Later, the wife “began to contact me via the email address I had used to contact her husband after first meeting them. My responses were usually brief. Then, last year, she shockingly sent me extremely inappropriate pictures of herself unsolicited. I clearly instructed her to stop contacting me in any form; I blocked her messages, and I resolved to terminate all contact with her.”
Late last year, she threatened to reveal the texts to her husband, claiming Zacharias had asked for the nude photos. In April 2017, they sent him a letter demanding money. The RZIM board advised the apologist to get legal counsel.
Zacharias recalled filing the lawsuit and dismissing it last month after reaching an agreement. “All communication with both of them has concluded, and the legal matters have been resolved. However, at this time, unfortunately I am legally prevented from answering or even discussing the questions and claims being made by some, other than to say that each side paid for their own legal expenses and no ministry funds were used.”
“Let me state categorically that I never met this woman alone, publicly or privately,” Zacharias declared. “The question is not whether I solicited or sent any illicit photos or messages to another woman—I did not, and there is no evidence to the contrary—but rather, whether I should have been a willing participant in any extended communication with a woman not my wife.”
“In my 45 years of marriage to Margie, I have never engaged in any inappropriate behavior of any kind,” the apologist said. “I love my wife with all my heart and have been absolutely faithful to her these more than 16,000 days of marriage, and have exercised extreme caution in my daily life and travels, as everyone who knows me is aware.”

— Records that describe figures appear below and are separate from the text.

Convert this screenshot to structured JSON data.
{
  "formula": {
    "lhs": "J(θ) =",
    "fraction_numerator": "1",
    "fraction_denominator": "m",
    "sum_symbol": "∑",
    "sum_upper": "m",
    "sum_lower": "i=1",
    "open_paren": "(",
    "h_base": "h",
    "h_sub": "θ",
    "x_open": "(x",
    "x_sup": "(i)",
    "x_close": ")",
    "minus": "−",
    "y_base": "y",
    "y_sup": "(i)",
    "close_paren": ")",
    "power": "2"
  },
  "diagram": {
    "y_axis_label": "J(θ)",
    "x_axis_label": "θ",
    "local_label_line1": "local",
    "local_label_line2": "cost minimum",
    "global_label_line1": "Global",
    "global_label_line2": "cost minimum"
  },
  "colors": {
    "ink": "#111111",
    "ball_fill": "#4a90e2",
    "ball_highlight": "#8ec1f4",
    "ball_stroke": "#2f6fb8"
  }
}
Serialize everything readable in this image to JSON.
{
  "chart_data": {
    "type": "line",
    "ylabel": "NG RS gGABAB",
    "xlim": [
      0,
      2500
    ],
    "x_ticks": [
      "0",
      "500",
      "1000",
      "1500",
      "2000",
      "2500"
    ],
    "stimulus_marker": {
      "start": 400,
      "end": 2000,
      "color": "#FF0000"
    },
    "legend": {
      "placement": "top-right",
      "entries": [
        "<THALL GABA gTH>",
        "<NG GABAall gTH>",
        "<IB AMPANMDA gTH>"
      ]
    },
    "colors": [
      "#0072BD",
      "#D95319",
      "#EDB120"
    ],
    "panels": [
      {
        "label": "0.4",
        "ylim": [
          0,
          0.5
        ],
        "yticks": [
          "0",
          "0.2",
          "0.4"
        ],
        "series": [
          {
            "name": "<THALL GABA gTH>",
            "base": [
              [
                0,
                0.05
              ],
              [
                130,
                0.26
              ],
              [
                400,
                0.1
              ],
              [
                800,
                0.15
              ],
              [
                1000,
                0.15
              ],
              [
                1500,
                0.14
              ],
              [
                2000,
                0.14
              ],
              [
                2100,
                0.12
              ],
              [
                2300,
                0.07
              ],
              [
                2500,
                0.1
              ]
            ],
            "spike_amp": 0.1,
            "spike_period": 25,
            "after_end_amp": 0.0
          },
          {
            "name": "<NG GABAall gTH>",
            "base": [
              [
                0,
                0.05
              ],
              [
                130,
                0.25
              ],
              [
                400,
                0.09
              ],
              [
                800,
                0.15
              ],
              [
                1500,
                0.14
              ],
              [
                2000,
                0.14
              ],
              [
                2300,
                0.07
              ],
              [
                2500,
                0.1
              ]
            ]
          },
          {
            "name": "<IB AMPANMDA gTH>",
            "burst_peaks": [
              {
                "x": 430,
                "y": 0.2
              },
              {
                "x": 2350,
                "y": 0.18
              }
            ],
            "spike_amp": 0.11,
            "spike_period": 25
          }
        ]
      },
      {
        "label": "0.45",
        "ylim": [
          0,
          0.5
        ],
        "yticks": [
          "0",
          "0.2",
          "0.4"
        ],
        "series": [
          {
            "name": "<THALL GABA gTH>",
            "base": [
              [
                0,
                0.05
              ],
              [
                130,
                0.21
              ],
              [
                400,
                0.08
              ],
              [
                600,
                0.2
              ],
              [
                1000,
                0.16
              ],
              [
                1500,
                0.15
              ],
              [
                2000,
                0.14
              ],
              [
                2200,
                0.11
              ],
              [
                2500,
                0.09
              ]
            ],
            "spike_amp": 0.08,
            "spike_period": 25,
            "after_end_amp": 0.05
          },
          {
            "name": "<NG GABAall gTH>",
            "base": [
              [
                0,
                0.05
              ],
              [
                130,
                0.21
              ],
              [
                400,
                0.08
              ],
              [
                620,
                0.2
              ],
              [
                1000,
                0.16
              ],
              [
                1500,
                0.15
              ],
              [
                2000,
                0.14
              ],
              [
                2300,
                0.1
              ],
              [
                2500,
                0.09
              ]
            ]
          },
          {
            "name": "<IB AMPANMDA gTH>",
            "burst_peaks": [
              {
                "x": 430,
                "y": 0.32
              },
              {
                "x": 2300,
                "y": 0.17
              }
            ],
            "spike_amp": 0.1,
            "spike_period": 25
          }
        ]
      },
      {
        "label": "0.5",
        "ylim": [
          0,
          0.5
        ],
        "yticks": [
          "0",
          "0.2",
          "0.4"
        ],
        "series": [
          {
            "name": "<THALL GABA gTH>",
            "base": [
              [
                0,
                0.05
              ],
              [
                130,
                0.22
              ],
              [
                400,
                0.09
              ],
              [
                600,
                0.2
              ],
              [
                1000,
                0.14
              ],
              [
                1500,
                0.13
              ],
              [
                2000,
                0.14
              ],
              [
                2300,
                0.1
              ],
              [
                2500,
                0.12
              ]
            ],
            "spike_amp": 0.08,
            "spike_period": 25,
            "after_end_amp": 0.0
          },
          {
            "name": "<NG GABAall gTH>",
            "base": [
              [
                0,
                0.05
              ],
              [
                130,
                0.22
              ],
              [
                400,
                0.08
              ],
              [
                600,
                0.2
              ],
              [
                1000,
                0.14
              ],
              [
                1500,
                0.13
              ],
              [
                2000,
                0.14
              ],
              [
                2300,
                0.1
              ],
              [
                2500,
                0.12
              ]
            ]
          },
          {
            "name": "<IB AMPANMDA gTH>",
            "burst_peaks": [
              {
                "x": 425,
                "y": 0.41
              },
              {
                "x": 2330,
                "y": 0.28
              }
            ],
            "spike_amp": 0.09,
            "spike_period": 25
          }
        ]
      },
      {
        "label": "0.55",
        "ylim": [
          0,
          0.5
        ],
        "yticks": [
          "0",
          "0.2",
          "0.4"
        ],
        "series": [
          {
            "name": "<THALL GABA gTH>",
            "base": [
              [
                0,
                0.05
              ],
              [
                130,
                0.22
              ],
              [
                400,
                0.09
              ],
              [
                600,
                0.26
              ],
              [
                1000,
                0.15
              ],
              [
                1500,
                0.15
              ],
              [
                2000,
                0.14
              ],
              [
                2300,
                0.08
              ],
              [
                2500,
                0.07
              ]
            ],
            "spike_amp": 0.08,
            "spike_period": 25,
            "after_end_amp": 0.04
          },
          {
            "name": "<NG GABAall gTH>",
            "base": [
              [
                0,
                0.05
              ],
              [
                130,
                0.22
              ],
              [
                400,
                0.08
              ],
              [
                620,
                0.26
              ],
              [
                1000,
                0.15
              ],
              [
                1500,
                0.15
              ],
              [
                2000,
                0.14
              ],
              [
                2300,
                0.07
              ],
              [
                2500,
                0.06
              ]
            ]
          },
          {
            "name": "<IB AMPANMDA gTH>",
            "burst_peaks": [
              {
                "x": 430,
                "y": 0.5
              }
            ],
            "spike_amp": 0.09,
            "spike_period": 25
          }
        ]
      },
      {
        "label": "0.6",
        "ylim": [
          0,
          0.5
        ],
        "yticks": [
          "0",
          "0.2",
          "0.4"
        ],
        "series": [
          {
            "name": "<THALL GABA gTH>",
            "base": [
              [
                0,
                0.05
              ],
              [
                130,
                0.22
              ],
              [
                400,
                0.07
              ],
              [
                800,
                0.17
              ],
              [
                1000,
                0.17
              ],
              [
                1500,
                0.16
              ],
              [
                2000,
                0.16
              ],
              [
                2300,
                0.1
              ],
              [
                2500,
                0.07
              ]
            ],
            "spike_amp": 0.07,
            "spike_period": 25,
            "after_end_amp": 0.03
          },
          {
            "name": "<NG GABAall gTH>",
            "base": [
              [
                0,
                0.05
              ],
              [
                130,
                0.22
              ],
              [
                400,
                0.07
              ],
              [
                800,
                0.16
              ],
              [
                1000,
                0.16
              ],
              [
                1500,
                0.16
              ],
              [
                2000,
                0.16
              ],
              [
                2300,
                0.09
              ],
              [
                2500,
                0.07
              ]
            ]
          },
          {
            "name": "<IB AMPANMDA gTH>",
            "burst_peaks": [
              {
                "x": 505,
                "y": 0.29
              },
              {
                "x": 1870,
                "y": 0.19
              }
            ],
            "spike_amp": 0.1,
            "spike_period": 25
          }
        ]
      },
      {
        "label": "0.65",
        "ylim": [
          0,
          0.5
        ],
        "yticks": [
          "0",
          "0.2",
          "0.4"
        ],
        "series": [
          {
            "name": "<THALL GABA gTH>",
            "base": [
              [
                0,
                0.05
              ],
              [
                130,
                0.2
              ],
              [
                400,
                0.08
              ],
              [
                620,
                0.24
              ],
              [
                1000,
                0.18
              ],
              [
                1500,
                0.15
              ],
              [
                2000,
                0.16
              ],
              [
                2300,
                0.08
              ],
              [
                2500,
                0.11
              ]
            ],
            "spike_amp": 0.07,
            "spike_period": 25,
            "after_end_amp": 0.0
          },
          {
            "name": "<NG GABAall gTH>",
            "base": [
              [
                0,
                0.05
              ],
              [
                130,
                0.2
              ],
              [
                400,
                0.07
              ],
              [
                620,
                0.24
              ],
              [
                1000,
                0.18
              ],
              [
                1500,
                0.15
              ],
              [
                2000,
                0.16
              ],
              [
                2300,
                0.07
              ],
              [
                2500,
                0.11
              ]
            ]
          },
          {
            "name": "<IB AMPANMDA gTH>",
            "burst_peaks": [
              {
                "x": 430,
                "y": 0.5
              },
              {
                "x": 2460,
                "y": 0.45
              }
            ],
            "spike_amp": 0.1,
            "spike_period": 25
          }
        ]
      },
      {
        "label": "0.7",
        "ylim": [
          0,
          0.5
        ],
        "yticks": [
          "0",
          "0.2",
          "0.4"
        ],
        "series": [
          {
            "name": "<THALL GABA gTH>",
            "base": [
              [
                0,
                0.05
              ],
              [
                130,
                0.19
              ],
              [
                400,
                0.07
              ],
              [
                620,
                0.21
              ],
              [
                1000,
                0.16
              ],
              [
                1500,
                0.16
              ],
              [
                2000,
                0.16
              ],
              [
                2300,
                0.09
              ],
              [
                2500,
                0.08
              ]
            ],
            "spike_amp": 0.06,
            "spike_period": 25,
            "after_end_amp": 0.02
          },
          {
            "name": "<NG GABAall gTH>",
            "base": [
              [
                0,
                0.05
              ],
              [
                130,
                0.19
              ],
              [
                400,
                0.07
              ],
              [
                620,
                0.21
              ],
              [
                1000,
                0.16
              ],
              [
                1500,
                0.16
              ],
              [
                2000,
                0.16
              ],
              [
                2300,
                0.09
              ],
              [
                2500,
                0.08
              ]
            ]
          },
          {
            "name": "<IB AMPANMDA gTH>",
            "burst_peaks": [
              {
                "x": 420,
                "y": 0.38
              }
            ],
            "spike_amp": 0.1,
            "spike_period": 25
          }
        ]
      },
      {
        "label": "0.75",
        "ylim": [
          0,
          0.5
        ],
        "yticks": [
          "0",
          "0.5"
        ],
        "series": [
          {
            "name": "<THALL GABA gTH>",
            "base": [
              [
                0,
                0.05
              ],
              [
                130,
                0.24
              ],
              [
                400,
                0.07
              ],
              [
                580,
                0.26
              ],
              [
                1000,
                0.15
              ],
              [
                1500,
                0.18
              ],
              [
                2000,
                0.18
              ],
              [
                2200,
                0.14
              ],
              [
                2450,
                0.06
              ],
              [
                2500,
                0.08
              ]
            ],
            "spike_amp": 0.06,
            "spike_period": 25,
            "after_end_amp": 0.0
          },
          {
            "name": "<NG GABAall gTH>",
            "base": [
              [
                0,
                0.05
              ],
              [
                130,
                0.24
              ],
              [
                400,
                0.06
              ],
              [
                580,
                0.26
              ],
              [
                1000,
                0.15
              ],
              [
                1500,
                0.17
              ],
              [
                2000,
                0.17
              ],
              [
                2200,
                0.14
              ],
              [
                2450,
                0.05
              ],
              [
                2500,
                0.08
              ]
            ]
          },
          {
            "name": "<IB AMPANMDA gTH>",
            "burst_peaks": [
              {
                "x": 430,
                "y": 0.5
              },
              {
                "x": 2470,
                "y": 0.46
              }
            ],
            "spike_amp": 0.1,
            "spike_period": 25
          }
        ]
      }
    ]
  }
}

Zacharias said he applies the “Billy Graham rule,” for which Vice President Mike Pence is famous. “I have long made it my practice not to be alone with a woman other than Margie and our daughters—not in a car, a restaurant, or anywhere else.”
“Upon reflection, I now realize that the physical safeguards I have long practiced to protect my integrity should have extended to include digital communications safeguards,” the apologist noted. “I believe—and indeed would counsel others—that the standards of personal conduct are necessarily higher for Christian leaders.”
In a final statement, Zacharias explained, “My life is not my own, it belongs to God.” He promised to continue following God’s calling to “leave no stone unturned in my pursuit of truth.”
“I bear no ill will toward anybody,” the apologist concluded. “God is the God of healing, and He promises a new day. May that be true by His grace.”
RZIM did not respond to a request for evidence to counteract Lori Anne Thompson’s claims, although such evidence may be unavailable due to the non-disclosure agreement.
The photos purporting to show Zacharias’ suicide threats are the weakest parts of his account. That said, it seems extremely unlikely that a man who follows the Billy Graham rule actually asked for nude photos, and the Thompsons’ history of suing a pastor suggests Zacharias’ lawyers may be right about this being a mere attempt at extortion.
This case seems to demonstrate the effectiveness of the Billy Graham rule. While Zacharias lamented that he did carry on a conversation with this woman, his moral probity seems to have shielded him from this ugly attack, allowing him to refuse to send $5 million and instead to file a lawsuit against the couple and force them to settle it.
The full details of that settlement may never be known, but it appears Zacharias has successfully defended his reputation against this powerful attack.